With that in mind and a few hours, I had a prototype that performed the same functionality as the Docker solution, but scaled out and charged by the 100 milliseconds. The real work, again, was done using a bunch of bash shell scripts, and the Lambda itself had roughly one hundred lines of code. It opened up a lot of unknowns such as how would we manage and deploy the lambdas along with the fear of using a technology that was not proposed by the crack team of architects. But the promise of parallel processing and cost savings were eventually too great to pass on even though we were mid way through the Panic phase.

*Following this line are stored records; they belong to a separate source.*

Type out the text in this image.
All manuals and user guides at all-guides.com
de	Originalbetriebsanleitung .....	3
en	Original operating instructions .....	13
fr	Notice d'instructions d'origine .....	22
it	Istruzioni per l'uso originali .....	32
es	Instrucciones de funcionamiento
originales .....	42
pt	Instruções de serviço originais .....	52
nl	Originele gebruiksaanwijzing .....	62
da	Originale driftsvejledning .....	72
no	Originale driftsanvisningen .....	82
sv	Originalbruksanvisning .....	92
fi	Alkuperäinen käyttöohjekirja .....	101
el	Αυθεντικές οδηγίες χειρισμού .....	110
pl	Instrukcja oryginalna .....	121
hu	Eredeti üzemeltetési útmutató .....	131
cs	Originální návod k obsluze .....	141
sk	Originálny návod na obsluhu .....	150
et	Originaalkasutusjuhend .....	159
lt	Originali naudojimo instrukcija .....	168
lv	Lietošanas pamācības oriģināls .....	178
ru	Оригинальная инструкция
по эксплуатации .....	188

Sure enough, a scant two months later, the team and I delivered the platform completely based on Lambdas. We skipped the Failure and Excuse Making phases altogether, replacing them with Deploy and Iterate phases. As our non-technical managers worried themselves sick about our unproven and new way of doing things, after delivery a lot of analysis was done. It turns out the cost of running our Lambdas for a few months came out to roughly $6. My miserable summer of 1994 having Jon repeatedly yelling at me about costs adding up had eventually paid dividends a mere twenty-three years later as I got a chance to design a truly cloud based system that automatically scaled horizontally and was incredibly low cost. Hey (pause), it all adds up!